I know... I know.... Deeann's getting ready for Olympia week in Vegas so I won't get to see her this week or the photos. Darn it! 

Anyway, do you think Musclemag will put the pictures where you can see right through the tops of you and DeeAnn or the 4 of you? (Nips showing and all!!!)

I can see Muscular Development doing it!  Did you see this months issue of the feature models practically nude  with just sparkles or sand covering her?  Very risque'  Very ummn.... cool?

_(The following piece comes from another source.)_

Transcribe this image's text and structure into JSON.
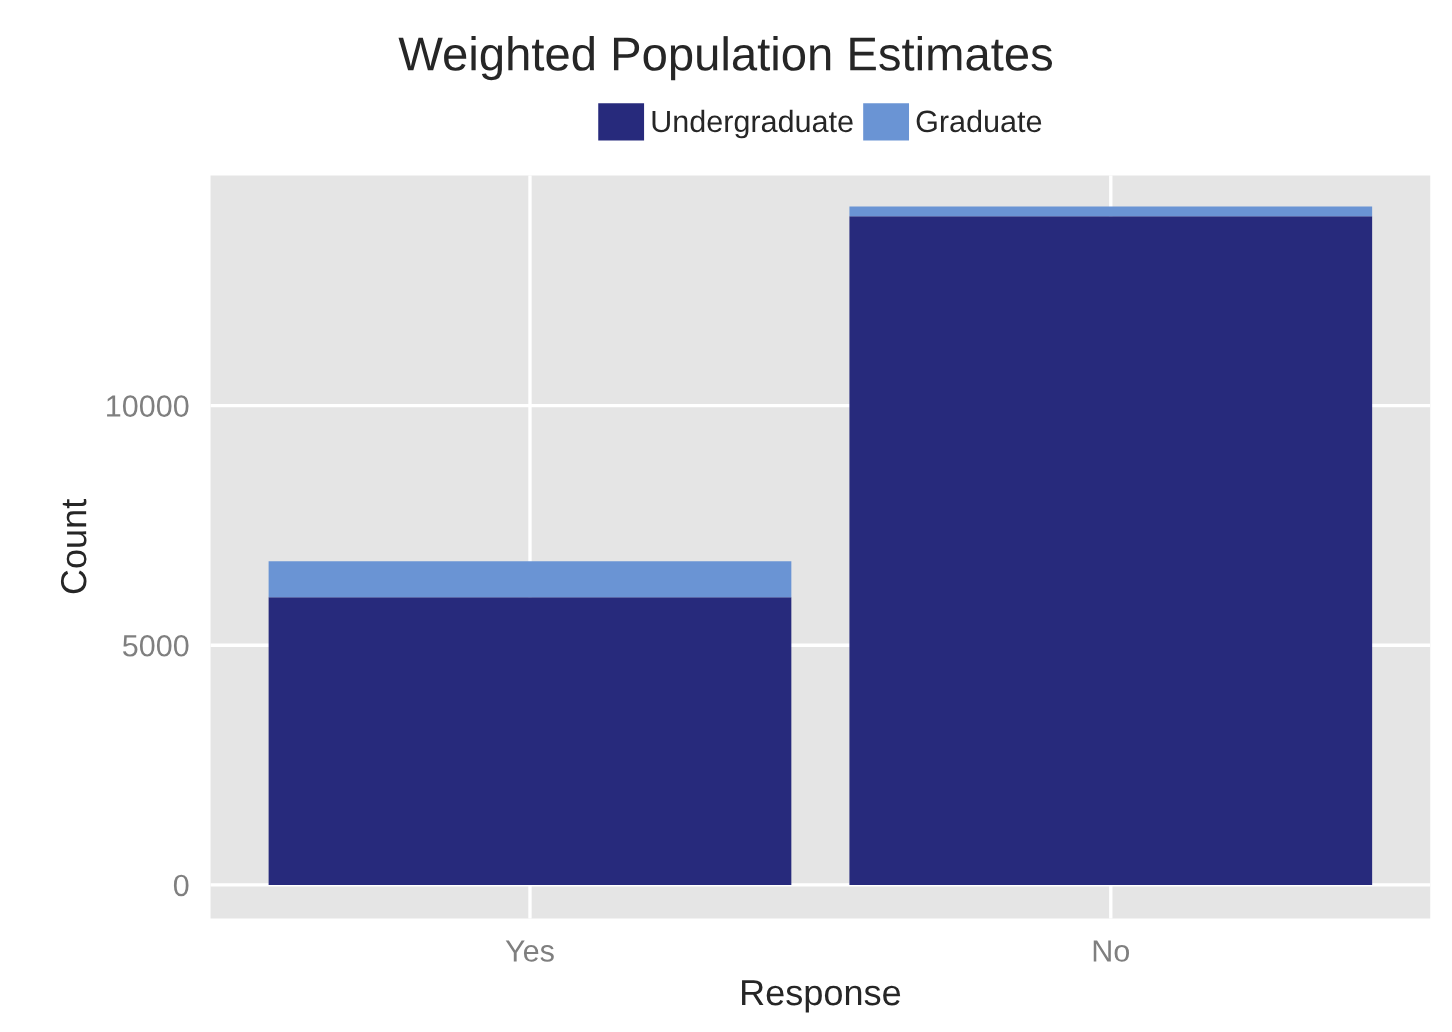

Are you going to do something like that (Or maybe, would you do something like that?


----------



## kuso (Oct 18, 2002)

> _*Originally posted by davidjasondean *_
> 
> 
> 
> ...


Dude....did you not read the rules of this thread???? 

Three words MAX


----------



## Venus (Oct 18, 2002)

topless website soon


----------



## david (Oct 18, 2002)

oh way cool!


----------



## david (Oct 18, 2002)

> _*Originally posted by kuso *_
> 
> Dude....did you not read the rules of this thread????
> 
> Three words MAX



Whoops, I forgot!


----------



## david (Oct 18, 2002)

> _*Originally posted by Venus *_
> topless website soon



paid site possibly?


----------



## Venus (Oct 18, 2002)

paysite....video too!


----------



## david (Oct 18, 2002)

Video--- naughty or nice??


----------



## Venus (Oct 18, 2002)

naughty and nice


----------



## kuso (Oct 18, 2002)

sounds fucking great


----------



## david (Oct 18, 2002)

> _*Originally posted by Venus *_
> naughty and nice



let us know!!!! (when!!!!!!!)


----------



## Dero (Feb 23, 2003)

Is it on??????


----------



## Crono1000 (Feb 23, 2003)

i wanna masterbate


----------



## Dero (Feb 23, 2003)

T.M.I.


----------



## Crono1000 (Feb 23, 2003)

then don't read


----------



## david (Feb 24, 2003)

I forgot this thread!


----------



## CRASHMAN (Feb 25, 2003)

me too


----------



## david (Feb 25, 2003)

r u sure?  What's up MAN!!!!!


----------



## CRASHMAN (Feb 25, 2003)

nothin bro just putting off a psychology paper the last minute is the best time to do my work  .

whats up with you?


----------



## david (Feb 26, 2003)

figuring when to quit my second job... I feel I've gathered enough information on local bands and venues.  But I LOVED the perks (Ladies)


----------



## david (Feb 26, 2003)

I miss whoring!


----------



## david (Feb 26, 2003)

post whoring


----------



## david (Feb 26, 2003)

but not girl whoring


----------



## CRASHMAN (Feb 26, 2003)

ya me 2 stoopid skool not lik i learns nothing here


----------



## Crono1000 (Feb 26, 2003)

my gawd can't you people count???


----------



## CRASHMAN (Feb 26, 2003)

i think thats pretty obvious


----------



## david (Feb 27, 2003)

> _*Originally posted by Crono1000 *_
> my gawd can't you people count???



Nope... not a required skill!


----------